我看的模模糊糊的,等门口那些吹进来的雾散开了,我才完全看清楚了四叔的情况。
这一看,我脑门上的冷汗就下来了。
因为此时的四叔并不是在左右摇摆着,而是一直在小幅度的往上跳,想要跳过大门的门槛进来。
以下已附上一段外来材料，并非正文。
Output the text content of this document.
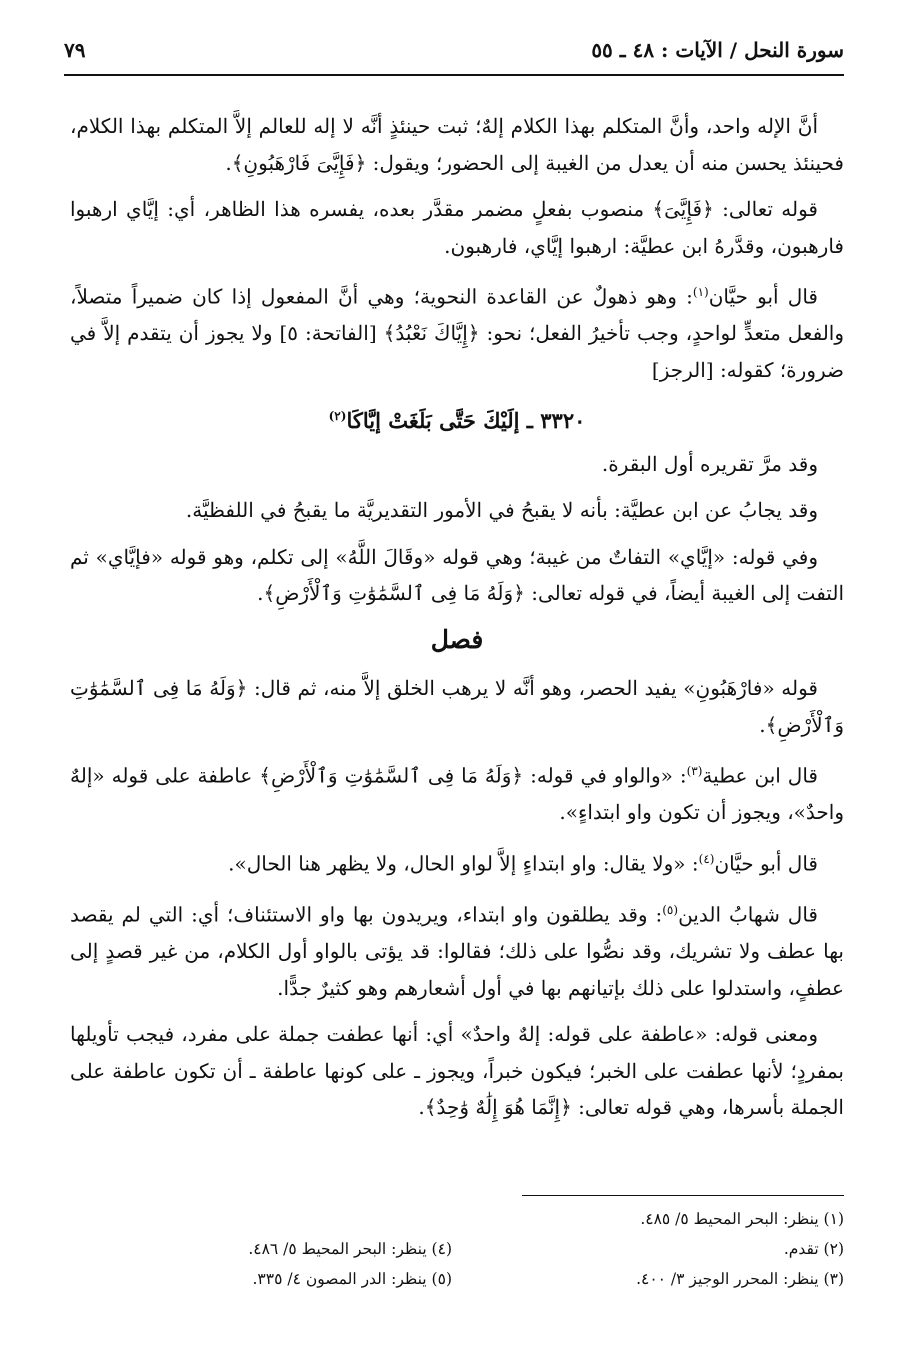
سورة النحل / الآيات : ٤٨ ـ ٥٥
٧٩

أنَّ الإله واحد، وأنَّ المتكلم بهذا الكلام إلهٌ؛ ثبت حينئذٍ أنَّه لا إله للعالم إلاَّ المتكلم بهذا الكلام، فحينئذ يحسن منه أن يعدل من الغيبة إلى الحضور؛ ويقول: ﴿فَإِيَّىَ فَارْهَبُونِ﴾.

قوله تعالى: ﴿فَإِيَّىَ﴾ منصوب بفعلٍ مضمر مقدَّر بعده، يفسره هذا الظاهر، أي: إيَّاي ارهبوا فارهبون، وقدَّرهُ ابن عطيَّة: ارهبوا إيَّاي، فارهبون.

قال أبو حيَّان$^{(١)}$: وهو ذهولٌ عن القاعدة النحوية؛ وهي أنَّ المفعول إذا كان ضميراً متصلاً، والفعل متعدٍّ لواحدٍ، وجب تأخيرُ الفعل؛ نحو: ﴿إِيَّاكَ نَعْبُدُ﴾ [الفاتحة: ٥] ولا يجوز أن يتقدم إلاَّ في ضرورة؛ كقوله: [الرجز]

٣٣٢٠ ـ إلَيْكَ حَتَّى بَلَغَتْ إيَّاكَا$^{(٢)}$

وقد مرَّ تقريره أول البقرة.

وقد يجابُ عن ابن عطيَّة: بأنه لا يقبحُ في الأمور التقديريَّة ما يقبحُ في اللفظيَّة.

وفي قوله: «إيَّاي» التفاتٌ من غيبة؛ وهي قوله «وقَالَ اللَّهُ» إلى تكلم، وهو قوله «فإيَّاي» ثم التفت إلى الغيبة أيضاً، في قوله تعالى: ﴿وَلَهُ مَا فِى ٱلسَّمَٰوَٰتِ وَٱلْأَرْضِ﴾.

فصل

قوله «فارْهَبُونِ» يفيد الحصر، وهو أنَّه لا يرهب الخلق إلاَّ منه، ثم قال: ﴿وَلَهُ مَا فِى ٱلسَّمَٰوَٰتِ وَٱلْأَرْضِ﴾.

قال ابن عطية$^{(٣)}$: «والواو في قوله: ﴿وَلَهُ مَا فِى ٱلسَّمَٰوَٰتِ وَٱلْأَرْضِ﴾ عاطفة على قوله «إلهٌ واحدٌ»، ويجوز أن تكون واو ابتداءٍ».

قال أبو حيَّان$^{(٤)}$: «ولا يقال: واو ابتداءٍ إلاَّ لواو الحال، ولا يظهر هنا الحال».

قال شهابُ الدين$^{(٥)}$: وقد يطلقون واو ابتداء، ويريدون بها واو الاستئناف؛ أي: التي لم يقصد بها عطف ولا تشريك، وقد نصُّوا على ذلك؛ فقالوا: قد يؤتى بالواو أول الكلام، من غير قصدٍ إلى عطفٍ، واستدلوا على ذلك بإتيانهم بها في أول أشعارهم وهو كثيرٌ جدًّا.

ومعنى قوله: «عاطفة على قوله: إلهٌ واحدٌ» أي: أنها عطفت جملة على مفرد، فيجب تأويلها بمفردٍ؛ لأنها عطفت على الخبر؛ فيكون خبراً، ويجوز ـ على كونها عاطفة ـ أن تكون عاطفة على الجملة بأسرها، وهي قوله تعالى: ﴿إِنَّمَا هُوَ إِلَٰهٌ وَٰحِدٌ﴾.

(١) ينظر: البحر المحيط ٥/ ٤٨٥.
(٢) تقدم.
(٣) ينظر: المحرر الوجيز ٣/ ٤٠٠.
(٤) ينظر: البحر المحيط ٥/ ٤٨٦.
(٥) ينظر: الدر المصون ٤/ ٣٣٥.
农村的老房子都有门槛,说是拦鬼怪的。不算高,连我也能轻松跳过去。
可奇怪的是,身强力壮的四叔好像跳不过那门槛。反而跳的很低,好像有啥东西压在了他背上,让他跳不起来。
不管他使多大的劲儿,就是跳不过门槛。他那动作像机器一样重复着,双脚的脚尖突突的踢在了门槛上。
那声音,听的人心里瘆得慌!
我越看越觉得不对劲儿,就小心翼翼的靠了过去,问:“四叔,你咋了?”
在我靠过去的时候,我又一次听到了那滴滴答答的声音,好像是雨滴落到地上的声音。
“初九,扶我进来!”谁知,四叔突然抬起了头,一把抓住了我的手腕。他的手像冰块一样,冻的我直哆嗦。
我正要甩开他的手,四叔又开口了:“你去村口等你爷爷,他应该快到了……你先扶我进来!”
四叔显得很急躁,最后那句几乎是阴沉沉的吼出来的。